Nessuno ne parla (o quasi)

NESSUNO NE PARLA (O QUASI)
news quasi sconosciute
a cura di Gian Paolo Cassano

Nonostante la sconfitta dello stato islamico in Iraq non sembra essere assicurata una stabile cornice di pace. In particolare, per i cristiani, il futuro è minacciato da varie incognite, come nella piana di Ninive, dove molti cristiani sono tornati negli ultimi mesi, a causa delle forti tensioni tra il governo di Baghdad e quello indipendentista del Kurdistan. In un appello al presidente dell’Iraq Fuad Masum, il patriarca caldeo Louis Raphael Sako sottolinea che la priorità è  “proteggere le persone prima ancora dei pozzi petroliferi”. In un’intervista alla Radio Vaticana padre Benham Benoka (che vive ad Ankawa nel Kurdistan iracheno) spiega la paura diffusa tra i cristiani che si sentono sempre in pericolo e che non hanno più case in cui tornare. Egli ricorda che il patriarca caldeo cerca di proteggere tutti gli iracheni e l’unità del Paese, ma anche e soprattutto i cristiani che sono i più deboli fra gli indifesi in questo Paese: “ora i cristiani sono veramente in grave pericolo; ogni conflitto può definitivamente svuotare l’Iraq dei cristiani.” In questa situazione “i cristiani cercano di tornare nelle loro case, però hanno bisogno di aiuti che li sostengano a continuare la loro esistenza nella Piana di Ninive. Molti cristiani sono tornati nelle loro case, ma bisogna chiedersi in che condizione si trovano le loro case. Le case sono ancora bruciate, molte sono distrutte. All’interno delle città i cristiani della Piana di Ninive si trovano come i rifugiati.” E a “Mosul la situazione è ancora  gravissima. La questione non riguarda lo stato islamico. La gente non torna a Mosul a causa dell’ideologia che ha devastato la cultura della gente di Mosul. In alcuni casi, i cristiani si sono sentiti minacciati quando sono tornati nella città appena liberata.”
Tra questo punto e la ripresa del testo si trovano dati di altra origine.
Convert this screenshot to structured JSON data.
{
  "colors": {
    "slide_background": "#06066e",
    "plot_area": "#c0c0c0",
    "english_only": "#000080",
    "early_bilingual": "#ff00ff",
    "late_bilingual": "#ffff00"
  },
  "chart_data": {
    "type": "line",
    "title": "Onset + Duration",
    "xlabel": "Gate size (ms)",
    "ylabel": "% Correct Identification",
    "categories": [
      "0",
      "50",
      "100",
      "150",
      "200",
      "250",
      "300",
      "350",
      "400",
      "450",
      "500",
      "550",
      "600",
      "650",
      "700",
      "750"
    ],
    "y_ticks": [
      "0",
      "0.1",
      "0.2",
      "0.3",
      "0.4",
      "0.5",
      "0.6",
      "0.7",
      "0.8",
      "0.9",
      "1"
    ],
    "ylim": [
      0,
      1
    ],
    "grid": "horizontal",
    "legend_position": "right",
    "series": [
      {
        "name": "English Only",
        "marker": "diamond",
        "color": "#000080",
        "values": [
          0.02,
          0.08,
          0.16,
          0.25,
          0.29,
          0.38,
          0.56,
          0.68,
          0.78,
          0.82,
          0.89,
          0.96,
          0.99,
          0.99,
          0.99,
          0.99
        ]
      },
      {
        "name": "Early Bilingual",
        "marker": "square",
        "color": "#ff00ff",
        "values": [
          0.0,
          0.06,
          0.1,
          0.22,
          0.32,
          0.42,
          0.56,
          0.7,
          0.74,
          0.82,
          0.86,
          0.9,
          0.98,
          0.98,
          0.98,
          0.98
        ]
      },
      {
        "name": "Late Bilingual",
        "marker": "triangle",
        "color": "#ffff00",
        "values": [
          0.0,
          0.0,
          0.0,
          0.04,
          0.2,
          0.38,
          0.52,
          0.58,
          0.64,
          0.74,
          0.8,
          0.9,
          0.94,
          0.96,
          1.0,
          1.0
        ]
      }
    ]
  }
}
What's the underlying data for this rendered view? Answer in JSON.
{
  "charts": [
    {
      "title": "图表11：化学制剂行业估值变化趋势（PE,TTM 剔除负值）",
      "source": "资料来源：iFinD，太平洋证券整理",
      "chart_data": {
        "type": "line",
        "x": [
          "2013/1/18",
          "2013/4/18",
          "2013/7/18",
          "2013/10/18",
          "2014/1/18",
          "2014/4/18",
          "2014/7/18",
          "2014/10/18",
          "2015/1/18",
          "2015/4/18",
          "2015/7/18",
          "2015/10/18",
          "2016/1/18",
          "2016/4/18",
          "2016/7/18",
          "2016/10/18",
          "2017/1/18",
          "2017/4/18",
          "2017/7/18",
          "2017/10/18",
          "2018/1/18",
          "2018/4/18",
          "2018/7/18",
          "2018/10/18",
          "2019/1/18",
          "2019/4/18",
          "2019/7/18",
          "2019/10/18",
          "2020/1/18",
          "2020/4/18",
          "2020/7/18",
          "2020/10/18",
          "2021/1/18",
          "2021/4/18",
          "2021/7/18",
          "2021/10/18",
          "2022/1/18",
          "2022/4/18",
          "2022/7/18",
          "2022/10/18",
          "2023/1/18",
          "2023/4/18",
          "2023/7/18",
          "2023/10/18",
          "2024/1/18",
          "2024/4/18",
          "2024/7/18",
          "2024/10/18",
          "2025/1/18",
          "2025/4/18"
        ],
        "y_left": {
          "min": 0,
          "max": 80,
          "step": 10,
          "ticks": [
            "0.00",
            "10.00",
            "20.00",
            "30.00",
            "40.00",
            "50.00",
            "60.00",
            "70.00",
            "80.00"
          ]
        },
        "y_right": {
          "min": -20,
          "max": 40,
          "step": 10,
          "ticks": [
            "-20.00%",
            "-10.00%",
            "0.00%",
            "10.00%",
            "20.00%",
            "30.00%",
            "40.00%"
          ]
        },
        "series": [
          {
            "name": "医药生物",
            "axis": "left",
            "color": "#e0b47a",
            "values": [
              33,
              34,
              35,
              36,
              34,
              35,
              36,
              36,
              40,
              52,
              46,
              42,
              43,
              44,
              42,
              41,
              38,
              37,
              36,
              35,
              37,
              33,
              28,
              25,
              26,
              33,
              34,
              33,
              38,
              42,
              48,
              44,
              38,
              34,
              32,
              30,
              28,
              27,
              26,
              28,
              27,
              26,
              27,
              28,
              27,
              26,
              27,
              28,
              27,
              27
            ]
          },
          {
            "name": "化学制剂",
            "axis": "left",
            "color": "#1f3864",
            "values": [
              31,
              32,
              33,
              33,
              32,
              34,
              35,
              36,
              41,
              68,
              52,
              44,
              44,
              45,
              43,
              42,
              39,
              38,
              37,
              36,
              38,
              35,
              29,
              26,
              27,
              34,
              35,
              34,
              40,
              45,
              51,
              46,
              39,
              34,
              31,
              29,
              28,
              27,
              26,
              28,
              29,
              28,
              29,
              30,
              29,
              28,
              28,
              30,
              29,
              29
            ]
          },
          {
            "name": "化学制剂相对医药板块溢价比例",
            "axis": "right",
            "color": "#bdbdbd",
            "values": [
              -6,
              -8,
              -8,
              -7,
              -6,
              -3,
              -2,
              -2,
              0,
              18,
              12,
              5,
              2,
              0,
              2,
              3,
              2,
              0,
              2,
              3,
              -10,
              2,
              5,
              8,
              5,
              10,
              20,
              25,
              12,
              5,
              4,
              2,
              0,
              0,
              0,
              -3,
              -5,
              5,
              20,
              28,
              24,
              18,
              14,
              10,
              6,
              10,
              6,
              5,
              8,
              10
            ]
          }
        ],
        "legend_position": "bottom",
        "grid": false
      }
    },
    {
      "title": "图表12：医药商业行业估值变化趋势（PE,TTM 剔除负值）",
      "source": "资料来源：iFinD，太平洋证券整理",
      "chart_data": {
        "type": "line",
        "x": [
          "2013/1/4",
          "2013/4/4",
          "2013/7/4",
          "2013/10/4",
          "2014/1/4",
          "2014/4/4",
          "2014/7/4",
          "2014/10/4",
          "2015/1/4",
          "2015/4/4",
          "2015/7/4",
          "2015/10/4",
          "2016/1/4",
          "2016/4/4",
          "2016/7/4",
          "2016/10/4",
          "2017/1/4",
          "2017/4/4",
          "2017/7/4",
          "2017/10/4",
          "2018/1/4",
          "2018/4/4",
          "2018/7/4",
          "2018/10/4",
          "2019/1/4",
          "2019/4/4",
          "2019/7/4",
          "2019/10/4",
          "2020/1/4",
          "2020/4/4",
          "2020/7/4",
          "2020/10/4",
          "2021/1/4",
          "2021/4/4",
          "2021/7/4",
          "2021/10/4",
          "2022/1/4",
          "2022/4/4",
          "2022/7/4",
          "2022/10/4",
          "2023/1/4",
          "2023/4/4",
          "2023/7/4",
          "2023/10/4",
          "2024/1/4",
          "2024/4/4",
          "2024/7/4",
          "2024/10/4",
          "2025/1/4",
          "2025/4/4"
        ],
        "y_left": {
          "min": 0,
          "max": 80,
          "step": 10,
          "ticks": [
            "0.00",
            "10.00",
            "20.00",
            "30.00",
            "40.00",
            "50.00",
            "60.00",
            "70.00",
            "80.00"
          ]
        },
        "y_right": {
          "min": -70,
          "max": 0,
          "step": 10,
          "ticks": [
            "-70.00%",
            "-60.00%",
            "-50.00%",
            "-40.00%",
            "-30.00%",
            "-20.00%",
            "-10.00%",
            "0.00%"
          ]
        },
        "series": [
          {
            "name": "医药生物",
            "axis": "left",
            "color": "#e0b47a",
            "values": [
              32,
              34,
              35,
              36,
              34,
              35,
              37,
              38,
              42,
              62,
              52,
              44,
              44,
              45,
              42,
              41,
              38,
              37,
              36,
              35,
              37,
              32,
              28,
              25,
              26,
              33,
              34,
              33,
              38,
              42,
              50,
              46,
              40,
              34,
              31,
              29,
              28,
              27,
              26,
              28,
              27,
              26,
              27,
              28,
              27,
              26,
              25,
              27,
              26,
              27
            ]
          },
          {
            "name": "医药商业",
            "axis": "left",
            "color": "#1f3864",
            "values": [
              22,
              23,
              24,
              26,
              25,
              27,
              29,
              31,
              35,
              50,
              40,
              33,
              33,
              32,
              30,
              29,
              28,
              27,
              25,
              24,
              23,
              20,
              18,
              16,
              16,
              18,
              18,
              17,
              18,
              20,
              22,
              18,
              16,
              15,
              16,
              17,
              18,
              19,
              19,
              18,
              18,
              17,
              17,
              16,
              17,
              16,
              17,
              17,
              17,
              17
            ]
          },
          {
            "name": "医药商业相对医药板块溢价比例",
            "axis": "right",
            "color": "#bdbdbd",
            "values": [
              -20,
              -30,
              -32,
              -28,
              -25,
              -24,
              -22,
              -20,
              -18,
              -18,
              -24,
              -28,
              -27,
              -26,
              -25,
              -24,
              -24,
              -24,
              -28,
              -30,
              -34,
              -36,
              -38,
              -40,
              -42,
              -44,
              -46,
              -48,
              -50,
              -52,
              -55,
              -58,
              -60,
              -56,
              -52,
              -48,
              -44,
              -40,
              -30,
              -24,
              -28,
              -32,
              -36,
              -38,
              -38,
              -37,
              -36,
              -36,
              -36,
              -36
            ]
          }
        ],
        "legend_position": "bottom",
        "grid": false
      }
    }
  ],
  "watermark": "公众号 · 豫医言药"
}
Intanto in Iran un ricercatore iraniano dell’Università del Piemonte Orientale è stato condannato a morte a Teheran. Si tratta di Ahmadreza Djalali, 46 anni, in carcere dall’aprile 2016 con l’accusa di spionaggio. Djalali (scrive il giornale La Stampa) lavorava a Novara al Centro di ricerca sulla medicina dei disastri, si era poi trasferito in Svezia, con la famiglia, all’inizio del 2016, dopo oltre due anni a Novara. Sposato con Vida, biologa, ha due figli, di sei e 15 anni. Fu arrestato in Iran dove si trovava per partecipare ad un convegno medico, con l’accusa di collaborazione con governi nemici, reato che in Iran è punito con l’impiccagione. Oggetto di forte pressioni, per protesta Djalali aveva iniziato uno lungo sciopero della fame. Al suo fianco i colleghi ed amici di Novara con Amnesty international, ed il sostegno dei senatori Luigi Manconi ed Elena Ferrara.